Une autre journée est passée et le crépuscule est déjà là, une fois contournée la Pointe de Gaspé. Le soleil darde de ses rayons couchants les grands hublots de la cafétéria. Nous avançons à peine à la vitesse des voiliers d’antan, puisqu’il faut éviter les baleines, potentiellement sur notre route. Cap Desrosiers nous salue encore une fois et demain, nous serons près des grandes villes et sur ce fleuve qui se rétrécira comme peau de chagrin. 

Beau comme cravate sur chemise de soie, il nous offrira ses charmes. Et moi, j’aurai hâte d’arriver puisque ma douce m’attendra sur le quai et ensemble, nous partirons pour une autre croisière. Bien sûr, nous nous regarderons dans les yeux, mais nous regarderons aussi vers le même horizon, celui du bonheur. 

GG

vendredi 16 novembre 2018

Troisième croisière

Sur la planète entre mer et ciel

Le cri d’une femme surexcitée qui lance des dés sur un jeu qui lui semble tellement passionnant me fait sursauter.

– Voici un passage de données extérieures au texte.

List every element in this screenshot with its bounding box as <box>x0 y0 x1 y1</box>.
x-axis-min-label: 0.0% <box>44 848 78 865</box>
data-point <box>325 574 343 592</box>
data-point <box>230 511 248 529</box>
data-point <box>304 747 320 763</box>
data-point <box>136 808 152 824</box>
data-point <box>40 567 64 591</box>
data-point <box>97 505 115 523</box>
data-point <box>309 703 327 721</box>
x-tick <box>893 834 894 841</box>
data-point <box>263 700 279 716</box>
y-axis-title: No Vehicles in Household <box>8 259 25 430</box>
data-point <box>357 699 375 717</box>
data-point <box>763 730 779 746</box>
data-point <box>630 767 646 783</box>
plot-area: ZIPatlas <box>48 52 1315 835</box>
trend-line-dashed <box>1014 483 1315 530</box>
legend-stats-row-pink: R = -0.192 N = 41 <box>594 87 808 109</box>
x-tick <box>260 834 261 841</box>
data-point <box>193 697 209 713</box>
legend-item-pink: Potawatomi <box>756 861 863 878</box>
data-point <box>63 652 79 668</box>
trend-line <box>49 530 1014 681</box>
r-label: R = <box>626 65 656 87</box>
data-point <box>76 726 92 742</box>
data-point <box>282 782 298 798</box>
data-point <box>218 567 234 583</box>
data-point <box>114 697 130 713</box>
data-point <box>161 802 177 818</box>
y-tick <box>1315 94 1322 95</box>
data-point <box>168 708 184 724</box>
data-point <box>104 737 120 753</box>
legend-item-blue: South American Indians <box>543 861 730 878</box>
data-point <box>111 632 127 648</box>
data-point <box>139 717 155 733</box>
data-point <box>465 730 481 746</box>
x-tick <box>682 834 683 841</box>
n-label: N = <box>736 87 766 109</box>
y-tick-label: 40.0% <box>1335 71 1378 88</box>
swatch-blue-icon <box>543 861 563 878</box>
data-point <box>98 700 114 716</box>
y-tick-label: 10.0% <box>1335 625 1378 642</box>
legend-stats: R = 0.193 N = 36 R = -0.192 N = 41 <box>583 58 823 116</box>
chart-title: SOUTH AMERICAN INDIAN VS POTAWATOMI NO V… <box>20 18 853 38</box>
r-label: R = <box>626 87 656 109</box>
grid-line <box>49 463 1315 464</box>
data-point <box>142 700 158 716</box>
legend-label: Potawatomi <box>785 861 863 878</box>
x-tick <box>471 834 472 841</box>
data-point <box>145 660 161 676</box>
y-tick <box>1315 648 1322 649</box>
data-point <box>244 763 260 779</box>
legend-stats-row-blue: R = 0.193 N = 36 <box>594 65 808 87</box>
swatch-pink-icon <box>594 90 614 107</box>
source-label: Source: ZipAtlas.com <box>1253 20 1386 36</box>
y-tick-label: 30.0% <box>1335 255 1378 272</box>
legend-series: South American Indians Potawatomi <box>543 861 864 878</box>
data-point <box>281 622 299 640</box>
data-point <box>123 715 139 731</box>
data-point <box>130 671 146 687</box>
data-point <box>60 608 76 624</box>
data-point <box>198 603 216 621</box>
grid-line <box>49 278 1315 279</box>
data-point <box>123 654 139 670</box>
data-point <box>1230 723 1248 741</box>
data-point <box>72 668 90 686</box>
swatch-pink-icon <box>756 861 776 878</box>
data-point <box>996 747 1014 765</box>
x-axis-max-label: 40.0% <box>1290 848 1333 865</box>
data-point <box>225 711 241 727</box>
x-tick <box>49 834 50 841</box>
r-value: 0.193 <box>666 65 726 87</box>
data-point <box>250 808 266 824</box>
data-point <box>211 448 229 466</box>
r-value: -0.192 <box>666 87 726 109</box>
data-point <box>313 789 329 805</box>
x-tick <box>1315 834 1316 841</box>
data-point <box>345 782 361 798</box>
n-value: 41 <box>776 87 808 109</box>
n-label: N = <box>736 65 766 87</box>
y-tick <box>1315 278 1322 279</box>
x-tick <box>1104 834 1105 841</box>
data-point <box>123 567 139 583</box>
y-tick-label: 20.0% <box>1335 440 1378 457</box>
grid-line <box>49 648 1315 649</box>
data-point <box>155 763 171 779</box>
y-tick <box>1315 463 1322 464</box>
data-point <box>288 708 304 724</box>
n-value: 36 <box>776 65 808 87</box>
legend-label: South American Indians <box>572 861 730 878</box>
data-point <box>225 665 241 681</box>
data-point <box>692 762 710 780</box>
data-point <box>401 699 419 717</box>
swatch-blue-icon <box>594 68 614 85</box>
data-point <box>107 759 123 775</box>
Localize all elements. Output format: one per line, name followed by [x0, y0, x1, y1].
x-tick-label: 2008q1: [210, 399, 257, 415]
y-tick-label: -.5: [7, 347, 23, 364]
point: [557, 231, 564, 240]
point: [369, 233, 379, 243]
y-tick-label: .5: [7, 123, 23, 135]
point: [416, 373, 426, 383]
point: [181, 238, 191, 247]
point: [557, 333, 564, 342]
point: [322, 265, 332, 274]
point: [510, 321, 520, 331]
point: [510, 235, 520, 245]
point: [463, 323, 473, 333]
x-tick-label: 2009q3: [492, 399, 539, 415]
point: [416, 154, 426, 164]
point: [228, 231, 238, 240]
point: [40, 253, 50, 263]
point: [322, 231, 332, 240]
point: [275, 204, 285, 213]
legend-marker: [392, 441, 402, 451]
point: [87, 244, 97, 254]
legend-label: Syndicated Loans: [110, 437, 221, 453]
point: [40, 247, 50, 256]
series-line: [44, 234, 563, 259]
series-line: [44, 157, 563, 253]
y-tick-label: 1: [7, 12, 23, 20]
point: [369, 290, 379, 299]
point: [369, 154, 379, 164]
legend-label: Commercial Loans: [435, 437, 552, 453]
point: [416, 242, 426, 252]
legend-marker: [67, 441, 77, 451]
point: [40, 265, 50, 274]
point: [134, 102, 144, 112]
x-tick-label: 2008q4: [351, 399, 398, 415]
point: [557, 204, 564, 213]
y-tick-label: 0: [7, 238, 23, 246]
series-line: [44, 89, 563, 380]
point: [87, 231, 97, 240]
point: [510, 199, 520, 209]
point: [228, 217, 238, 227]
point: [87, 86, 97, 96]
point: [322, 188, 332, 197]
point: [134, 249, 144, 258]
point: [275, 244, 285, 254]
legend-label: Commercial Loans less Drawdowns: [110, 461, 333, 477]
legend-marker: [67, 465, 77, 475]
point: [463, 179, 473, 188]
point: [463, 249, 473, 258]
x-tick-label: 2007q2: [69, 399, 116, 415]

La pianiste noie cette frénésie par une douce balade créée au fil des notes de son piano. Décidément, ce « lounge» me sert d’inspiration avec tout son brouhaha, ces éclats de rire et ces cris comme des mouettes devant un banc de poissons. Le rythme change et « Inch Allah» vient remplacer ce décor pour le moins tumultueux. Nous sommes sur une planète et la terre n’existe pas. Il y a des yeux fermés qui absorbent cette chanson et moi, je navigue entre vieux souvenirs d’adolescence et désert de guerre. À l’extérieur, un nuage de fumée de cigarette arrive du pont six et tourbillonne devant mon hublot. Je ne comprends pas cette obsession de tirer sur un bout de feu afin d’en tirer une fumée qui tue. Pourtant, notre vaisseau navigue dans un univers dont l’air salin et frais donne à tous un cadeau de fraîcheur et de santé. Hélas ! Telle semble être la nature humaine, avec ses beautés et aussi ses travers.

Je m’amuse à imaginer la vie secrète de chacun et chacune. Cette proximité en vase clos cache tout de même bien l’univers de ce petit monde aux prétentions toujours heureuses. Fonctionnaires blasés en vacances, couples en tentatives de réparations, âmes blessées en quête de guérison, je n’en sais trop rien, mais j’ose croire que mes Îles ont posé un baume sur certaines douleurs. Ils me l’ont parfois dit sans vraiment le dire. Un sourire, une poignée de main et un « venez que je vous embrasse » amicalement bien sûr, servent parfois de signes réparateurs. Une tape amicale et « mon Dieu que je suis content de vous avoir rencontré »,sans autre ajout, donne le ton d’une confidence presque secrète. Quand cela m’arrive, en toute honnêteté, je me demande si j’y suis pour quelque chose. 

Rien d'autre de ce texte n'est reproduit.